Al-Megrahi was ultimately granted a second appeal, which I’m convinced would have cleared his name. The already weak case against him was gradually being dismantled, as it emerged key witnesses had been paid millions of dollars to testify. Tony Gauci, the Maltese shopkeeper who picked out al-Megrahi as the man who bought the clothes which were found in the suitcase containing the bomb, was discredited. There was doubt he was even in Malta at the time, which would have blown the entire case out of the water.
Few people who have studied the evidence in any depth truly believed al-Megrahi was the bomber, or that Libya was behind the attack. Had the appeal gone ahead it would have been very embarrassing for the West and there was a good chance al-Megrahi would have ended up receiving compensation for wrongful imprisonment. There was also talk in Libya of suing Britain for the economic damage caused by the years of sanctions against Libya. Can you imagine that?
I was shocked when he was diagnosed with prostate cancer in 2008. He was released by the Scottish government on compassionate grounds on 20 August 2009, when he was said to be terminally ill. Six days earlier he withdrew his appeal, explaining: ‘I have been faced with an appalling choice: to risk dying in prison in the hope that my name is cleared posthumously or to return home still carrying the weight of the guilty verdict, which will never now be lifted. The choice which I made is a matter of sorrow, disappointment and anger, which I fear I will never overcome.’ It was just one more political deal over Lockerbie and his early release, after eight and a half years in prison, brought condemnation from the US. ‘We think it is a mistake,’ said President Barack Obama.
Many of the relatives of the Lockerbie victims were also angry but the decision was welcomed by Jim Swire, the doctor whose daughter was among the dead.
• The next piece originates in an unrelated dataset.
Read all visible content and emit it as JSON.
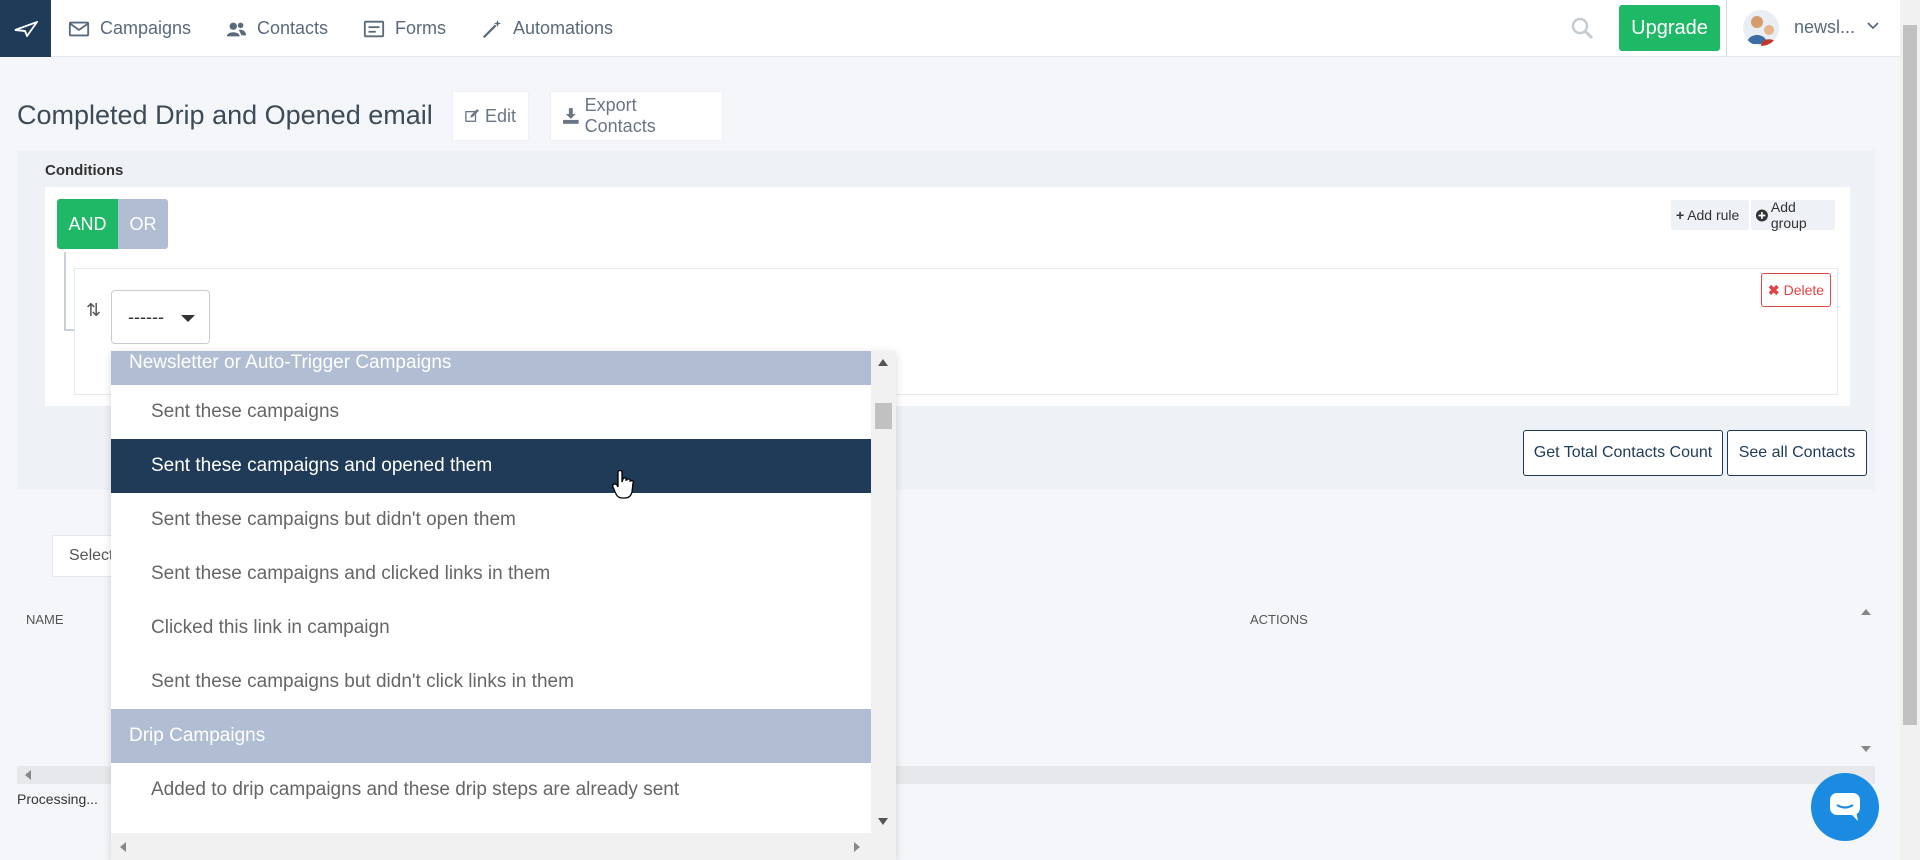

As usual he gave a measured response, stating: ‘I feel despondent that Scotland and the West didn’t have the guts to allow this man’s second appeal to continue because I am convinced that had they done so it would have overturned the verdict against him.’
A survey in The Times revealed that 45 per cent of British people believed his release had more to do with oil. I don’t disagree. I’d urge anyone who is interested in the case to look at Dr Swire’s website, Lockerbietruth.com.